Live kidney donation: what are our ethical responsibilities

In many aspects, the early postoperative nursing care for both the recipient and donor in renal transplantation is similar to that of any other major surgical treatment (Hinkle & Cheever, 2014). The emphasis is mostly on maintaining physiological homeostasis through electrolyte and fluid balance. Wound treatment is also essential. The patient will also be given pain relievers. The RN should also use incentive spirometry to perform proper pulmonary toilet. Early ambulation and the restoration of normal bowel habits ought to be encouraged (Hinkle & Cheever, 2014). The donor’s gastrointestinal function is usually uncomplicated, while the recipients may be constipated due to the side effects of drugs such as phosphate binders and corticosteroids (Hinkle & Cheever, 2014). During the procedure, the retroperitoneal dissection can also result in postoperative constipation. The RN should then administer an enema, stool softeners or even bulk forming laxatives. The donor and recipient should both have a urinary catheter. This is important in the monitoring of urine output and therefore fluid and electrolyte balance (Hinkle & Cheever, 2014).

For both patients, the catheter is left in place longer to protect the suture line between the bladder and the ureter (Hinkle & Cheever, 2014). For the recipient, sutures are left for three weeks. Corticosteroid use in these patients is associated with slow healing. The recipient should, however, have a more comprehensive renal function assessment and should be monitored for early detection of complications. This care is critical in ensuring that transplantation complications including transplant rejection and graft versus host are adequately dealt with early enough (Hinkle & Cheever, 2014).

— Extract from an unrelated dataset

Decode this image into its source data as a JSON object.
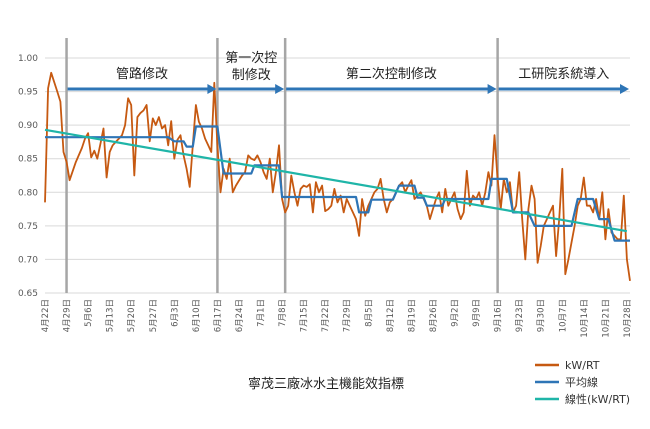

Just like in this case, living donations are becoming extremely common particularly when the donor is related to the recipient; this is due to increased demand. Living donation presents with the ethical dilemma of the potential risk to the healthy living donor (Wadhwa & Kayes, 2013). The premise of medicine is 'do no harm, ' and for this case, harm is done to an individual. For living related donors, coercion should be considered. This can be in any form including social, financial, familial, psychological or tribal. Coercion is not acceptable, and therefore before transplantation, the willingness of the donor should be assessed, through thorough psychological testing (Wadhwa & Kayes, 2013).

It is illegal to financially benefit from organ transplantation (Wadhwa & Kayes, 2013). Therefore, the sister should not be financially compensated. Although the law is clear on this, there are reported unethical and black-market practices in kidney transplantation, especially for living unrelated donors.


Hinkle, J. L., & Cheever, K. H. (2014). Brunner & Suddarth's textbook of medical-surgical nursing. Lippincott Williams & Wilkins.

Wadhwa, K., & Kayes, O. (2013). Live kidney donation: what are our ethical responsibilities. Trends in Urology & Men's Health, 4(2), 25-28.